Lütgen: Das weiß ich nicht. Aber wir werden mit Sicherheit alles tun, damit das nicht zu Standortschließungen kommt. Man darf auch nicht vergessen, es wird immer von Hamburg sehr viel gesprochen, wir haben in Deutschland sieben Airbuswerke. Und es geht darum, dass wir hier alle Strukturen erhalten, alle Arbeitsplätze, alle Standorte, also mit Regressforderungen mag ich mich überhaupt nicht auseinandersetzen.

Kolkmann:: Schauen wir noch einmal Richtung Konzernzentrale in Toulouse. Es ist ja sehr, sehr genau austariert das Gleichgewicht Deutsch-Französisch in diesem binationalen Konzern. Da gibt es offenbar Ängste, dass der deutsche Einfluss etwas zurückgehen könnte. Sehen Sie das ähnlich?
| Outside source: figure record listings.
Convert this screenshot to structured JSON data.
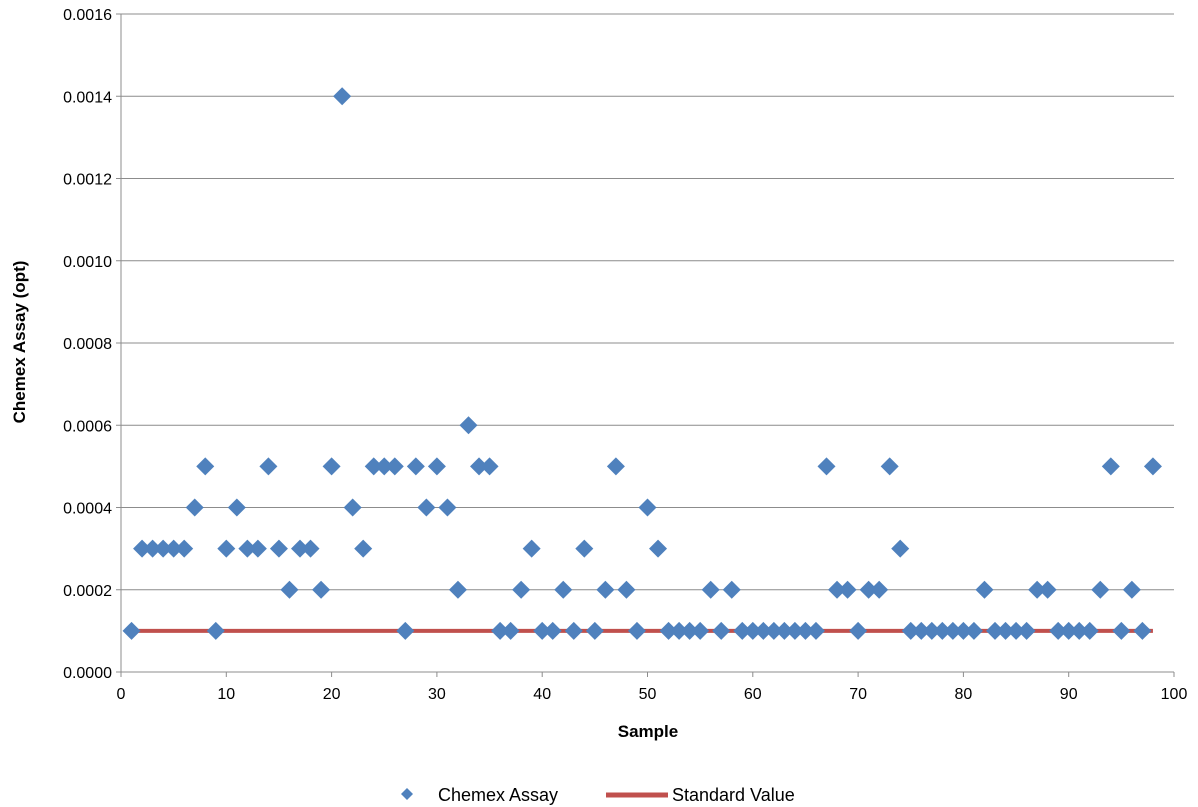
{
  "chart_data": {
    "type": "scatter",
    "title": "",
    "xlabel": "Sample",
    "ylabel": "Chemex Assay (opt)",
    "xlim": [
      0,
      100
    ],
    "ylim": [
      0,
      0.0016
    ],
    "x_ticks": [
      "0",
      "10",
      "20",
      "30",
      "40",
      "50",
      "60",
      "70",
      "80",
      "90",
      "100"
    ],
    "y_ticks": [
      "0.0000",
      "0.0002",
      "0.0004",
      "0.0006",
      "0.0008",
      "0.0010",
      "0.0012",
      "0.0014",
      "0.0016"
    ],
    "grid": "horizontal",
    "legend_position": "bottom",
    "series": [
      {
        "name": "Chemex Assay",
        "kind": "scatter",
        "marker": "diamond",
        "color": "#4F81BD",
        "x": [
          1,
          2,
          3,
          4,
          5,
          6,
          7,
          8,
          9,
          10,
          11,
          12,
          13,
          14,
          15,
          16,
          17,
          18,
          19,
          20,
          21,
          22,
          23,
          24,
          25,
          26,
          27,
          28,
          29,
          30,
          31,
          32,
          33,
          34,
          35,
          36,
          37,
          38,
          39,
          40,
          41,
          42,
          43,
          44,
          45,
          46,
          47,
          48,
          49,
          50,
          51,
          52,
          53,
          54,
          55,
          56,
          57,
          58,
          59,
          60,
          61,
          62,
          63,
          64,
          65,
          66,
          67,
          68,
          69,
          70,
          71,
          72,
          73,
          74,
          75,
          76,
          77,
          78,
          79,
          80,
          81,
          82,
          83,
          84,
          85,
          86,
          87,
          88,
          89,
          90,
          91,
          92,
          93,
          94,
          95,
          96,
          97,
          98
        ],
        "y": [
          0.0001,
          0.0003,
          0.0003,
          0.0003,
          0.0003,
          0.0003,
          0.0004,
          0.0005,
          0.0001,
          0.0003,
          0.0004,
          0.0003,
          0.0003,
          0.0005,
          0.0003,
          0.0002,
          0.0003,
          0.0003,
          0.0002,
          0.0005,
          0.0014,
          0.0004,
          0.0003,
          0.0005,
          0.0005,
          0.0005,
          0.0001,
          0.0005,
          0.0004,
          0.0005,
          0.0004,
          0.0002,
          0.0006,
          0.0005,
          0.0005,
          0.0001,
          0.0001,
          0.0002,
          0.0003,
          0.0001,
          0.0001,
          0.0002,
          0.0001,
          0.0003,
          0.0001,
          0.0002,
          0.0005,
          0.0002,
          0.0001,
          0.0004,
          0.0003,
          0.0001,
          0.0001,
          0.0001,
          0.0001,
          0.0002,
          0.0001,
          0.0002,
          0.0001,
          0.0001,
          0.0001,
          0.0001,
          0.0001,
          0.0001,
          0.0001,
          0.0001,
          0.0005,
          0.0002,
          0.0002,
          0.0001,
          0.0002,
          0.0002,
          0.0005,
          0.0003,
          0.0001,
          0.0001,
          0.0001,
          0.0001,
          0.0001,
          0.0001,
          0.0001,
          0.0002,
          0.0001,
          0.0001,
          0.0001,
          0.0001,
          0.0002,
          0.0002,
          0.0001,
          0.0001,
          0.0001,
          0.0001,
          0.0002,
          0.0005,
          0.0001,
          0.0002,
          0.0001,
          0.0005
        ]
      },
      {
        "name": "Standard Value",
        "kind": "line",
        "color": "#C0504D",
        "x": [
          1,
          98
        ],
        "y": [
          0.0001,
          0.0001
        ]
      }
    ]
  }
}
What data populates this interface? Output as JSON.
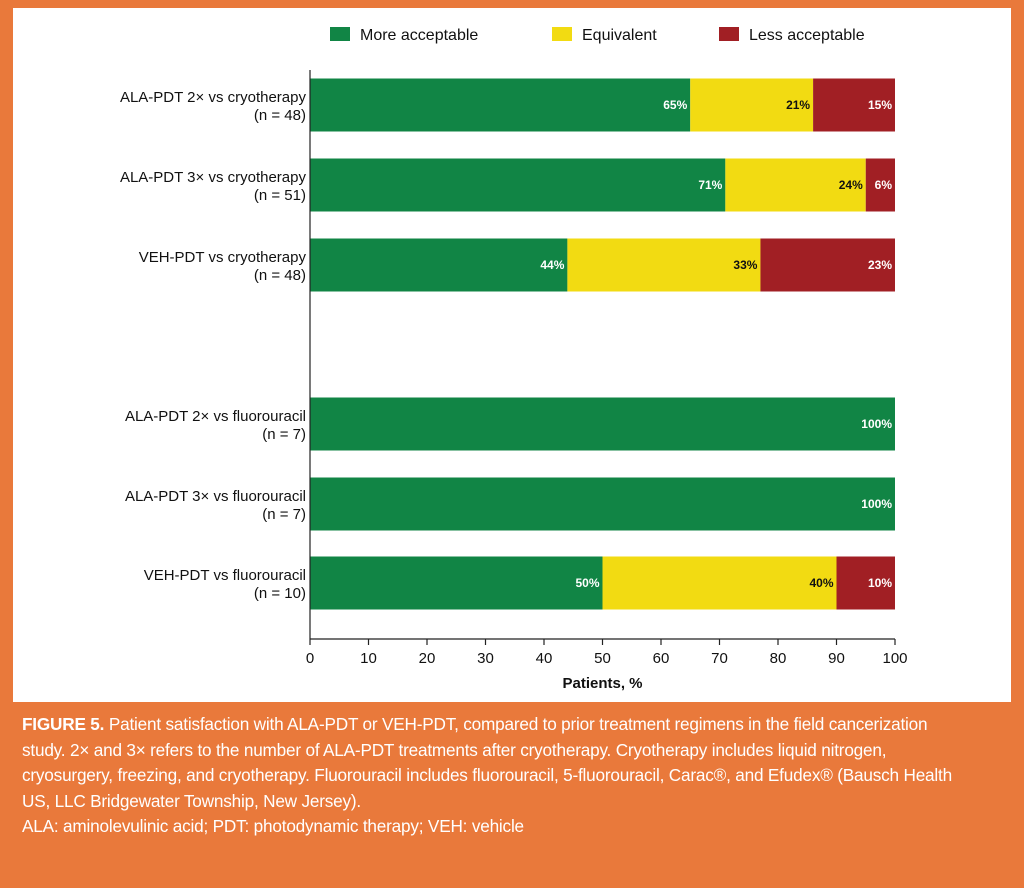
{
  "chart_data": {
    "type": "bar",
    "orientation": "horizontal",
    "stacked": true,
    "categories": [
      [
        "ALA-PDT 2× vs cryotherapy",
        "(n = 48)"
      ],
      [
        "ALA-PDT 3× vs cryotherapy",
        "(n = 51)"
      ],
      [
        "VEH-PDT vs cryotherapy",
        "(n = 48)"
      ],
      [
        "ALA-PDT 2× vs fluorouracil",
        "(n = 7)"
      ],
      [
        "ALA-PDT 3× vs fluorouracil",
        "(n = 7)"
      ],
      [
        "VEH-PDT vs fluorouracil",
        "(n = 10)"
      ]
    ],
    "series": [
      {
        "name": "More acceptable",
        "color": "#118545",
        "label_color": "#ffffff",
        "values": [
          65,
          71,
          44,
          100,
          100,
          50
        ]
      },
      {
        "name": "Equivalent",
        "color": "#f2db12",
        "label_color": "#111111",
        "values": [
          21,
          24,
          33,
          0,
          0,
          40
        ]
      },
      {
        "name": "Less acceptable",
        "color": "#a11f24",
        "label_color": "#ffffff",
        "values": [
          15,
          6,
          23,
          0,
          0,
          10
        ]
      }
    ],
    "xlabel": "Patients, %",
    "ylabel": "",
    "xlim": [
      0,
      100
    ],
    "xticks": [
      0,
      10,
      20,
      30,
      40,
      50,
      60,
      70,
      80,
      90,
      100
    ],
    "grid": false,
    "legend_position": "top"
  },
  "caption": {
    "label": "FIGURE 5.",
    "lines": [
      "Patient satisfaction with ALA-PDT or VEH-PDT, compared to prior treatment regimens in the field cancerization",
      "study. 2× and 3× refers to the number of ALA-PDT treatments after cryotherapy. Cryotherapy includes liquid nitrogen,",
      "cryosurgery, freezing, and cryotherapy. Fluorouracil includes fluorouracil, 5-fluorouracil, Carac®, and Efudex® (Bausch Health",
      "US, LLC Bridgewater Township, New Jersey).",
      "ALA: aminolevulinic acid; PDT: photodynamic therapy; VEH: vehicle"
    ]
  },
  "colors": {
    "frame": "#e9793b",
    "panel": "#ffffff"
  }
}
Lütgen: Ach, Ängste gibt es wahrscheinlich auch auf der französischen Seite, ich rede ja auch viel mit meinen französischen Gewerkschaftskollegen. Ich glaube, es in unserem Konzern ganz wichtig, dass diese Balance erhalten wird, und wenn jetzt Lasten zu tragen sind, erwarten wir natürlich auch, dass die gleichmäßig verteilt werden und nicht zu Lasten eines Landes gehen. Insgesamt haben wir doch nur eine Chance als Airbus, als EADS, als europäischer Konzern und nicht als nationales Unternehmen.

Kolkmann:: Es wird ja nun darüber nachgedacht, ob die Bundesrepublik als Staat beim Konzern über die KfW finanziell einsteigt, also die Kreditanstalt für Wiederaufbau, staatliche Bank. Wäre das ein guter Schritt?

Lütgen: Ja, aus meiner Sicht, ja. Das mag man im EADS-Board anders sehen, aber ich glaube, solange wie die Staaten Frankreich, Spanien ihren Einfluss geltend machen, sind wir gut beraten, in der Bundesrepublik eine gleiche Struktur hinzubekommen. Wir Arbeitnehmervertreter haben eine klare Position: Wenn sich die anderen Staaten zurückziehen, werden wir nicht verlangen, dass sich Deutschland oder die Bundesregierung auch indirekt beteiligt.

Ich halte es aber für wichtig, dass wir gerade jetzt in der Umbauphase auch die deutschen Interessen im Board vertreten wissen, und ich glaube, es ist so, dass sich Daimler-Chrysler sich ja von weiteren Anteilen trennen will, da kommt es eben darauf an, dass man die auch mit konkreten Strukturen versieht, die dann auch wieder Einfluss auf die Unternehmenspolitik haben.

Kolkmann:: Von der Unternehmenspolitik noch einmal zur Verbraucherseite: Wann können denn Kunden damit rechnen, in einem Riesen-Airbus zu fliegen?

Lütgen: Also die Untersuchungen haben ja ergeben, dass die erste Maschine 2007 ausgeliefert wird, und ich bin da auch relativ optimistisch, dass jetzt die Pläne auch alle eingehalten werden. Man hat wirklich intensivst alle Arbeiten untersucht, und von daher denken wir, dass ab 2007 die Produktion wieder anlaufen wird.

Kolkmann:: Vielen Dank für das Interview in Deutschlandradio Kultur.